GUIMARÃES ROSA COMO O “SCHINDLER BRASILEIRO” ABRE FESTIVAL DE BRASÍLIA.

Antes mesmo de publicar seu primeiro livro, o famoso escritor mineiro João Guimarães Rosa, autor de clássicos como “Grande Sertão: Veredas” e “Sagarana”, já havia vivido seus dias de Oskar Schindler. Nomeado cônsul brasileiro na cidade alemã de Hamburgo, em 1938, Rosa viu eclodir a 2ª Guerra Mundial, literalmente, ao seu lado. E até janeiro de 1942, ano em que o Brasil entrou no conflito, conseguiu salvar a vida de dezenas de pessoas, facilitando, nem sempre pelas vias estritamente legais, a liberação de documentos para que judeus perseguidos deixassem a Alemanha.

A história é (muito bem) contada no documentário capixaba “Outro Sertão”, primeiro longa metragem da mostra competitiva exibida no 46º Festival de Brasília do Cinema Brasileiro. O filme é dirigido a quatro mãos femininas: Adriana Jacobsen, mestre em Ciências da Comunicação que divide seu tempo entre o Brasil e a Alemanha; e Soraia Vilela, jornalista também graduada em Berlim, residente em Belo Horizonte.

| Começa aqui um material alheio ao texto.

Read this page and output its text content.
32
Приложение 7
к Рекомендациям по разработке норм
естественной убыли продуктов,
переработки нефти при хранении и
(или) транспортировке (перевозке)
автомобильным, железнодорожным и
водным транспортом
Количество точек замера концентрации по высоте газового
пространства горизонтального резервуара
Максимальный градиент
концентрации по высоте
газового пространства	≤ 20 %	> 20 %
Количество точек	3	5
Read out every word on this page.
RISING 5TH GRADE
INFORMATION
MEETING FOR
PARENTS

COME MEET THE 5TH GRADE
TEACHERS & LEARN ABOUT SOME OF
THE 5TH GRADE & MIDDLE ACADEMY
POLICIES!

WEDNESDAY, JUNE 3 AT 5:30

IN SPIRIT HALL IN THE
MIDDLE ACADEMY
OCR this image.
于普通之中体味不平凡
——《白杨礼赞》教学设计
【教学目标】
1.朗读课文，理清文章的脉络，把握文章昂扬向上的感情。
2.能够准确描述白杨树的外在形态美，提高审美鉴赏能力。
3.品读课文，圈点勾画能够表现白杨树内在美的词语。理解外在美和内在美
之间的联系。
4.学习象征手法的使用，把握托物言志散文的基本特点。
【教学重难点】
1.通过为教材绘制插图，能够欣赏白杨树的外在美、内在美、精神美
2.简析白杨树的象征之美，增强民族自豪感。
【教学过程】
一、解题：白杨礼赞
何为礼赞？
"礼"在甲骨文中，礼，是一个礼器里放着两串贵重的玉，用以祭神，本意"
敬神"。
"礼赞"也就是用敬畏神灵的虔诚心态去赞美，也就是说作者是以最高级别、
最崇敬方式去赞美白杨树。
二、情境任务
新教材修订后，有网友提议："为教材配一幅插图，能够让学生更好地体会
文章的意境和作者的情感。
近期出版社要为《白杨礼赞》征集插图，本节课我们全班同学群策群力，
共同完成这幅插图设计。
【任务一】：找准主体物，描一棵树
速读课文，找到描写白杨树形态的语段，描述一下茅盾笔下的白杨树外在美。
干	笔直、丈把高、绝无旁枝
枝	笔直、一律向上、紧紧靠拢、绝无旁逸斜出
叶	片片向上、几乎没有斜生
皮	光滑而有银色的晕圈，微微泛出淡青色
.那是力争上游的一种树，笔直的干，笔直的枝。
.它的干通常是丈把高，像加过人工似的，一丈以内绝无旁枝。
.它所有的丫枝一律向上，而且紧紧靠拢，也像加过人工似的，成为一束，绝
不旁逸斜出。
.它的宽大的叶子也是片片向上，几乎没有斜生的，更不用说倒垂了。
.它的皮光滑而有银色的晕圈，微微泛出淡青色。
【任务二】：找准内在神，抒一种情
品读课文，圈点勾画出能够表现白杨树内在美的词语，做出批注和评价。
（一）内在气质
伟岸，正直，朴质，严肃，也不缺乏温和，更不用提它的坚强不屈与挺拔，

Retratar Guimarães Rosa como um autêntico humanista salvador de judeus é apenas uma das cerejas do bolo de “Outro Sertão”. Através de intensa pesquisa, o filme levanta preciosas cartas escritas por Rosa para seus parentes e amigos, enquanto morava em Hamburgo, que se contrapõem com ásperos relatórios das autoridades alemãs solicitando investigações sobre aquele homem que poderia colocar em risco os ideais nazistas. É rico o paradoxo provocado pelos dois tipos de textos diametralmente conflitantes: enquanto as cartas de Rosa exibem fluidez e poesia que denotam o talento literário do escritor até nos mais simples bilhetinhos e anotações, os textos oficiais explodem na tela com a rudeza do totalitarismo. O fato destes últimos serem narrados em alemão ajuda bastante.
Há também farto material de arquivo sobre a 2ª Guerra, uma grande entrevista de Rosa na TV alemã (mostrando o escritor já consagrado), além de depoimentos de judeus e seus descendentes, radicados no Brasil, que devem a Guimarães Rosa suas sobrevivências e a continuidade de suas famílias.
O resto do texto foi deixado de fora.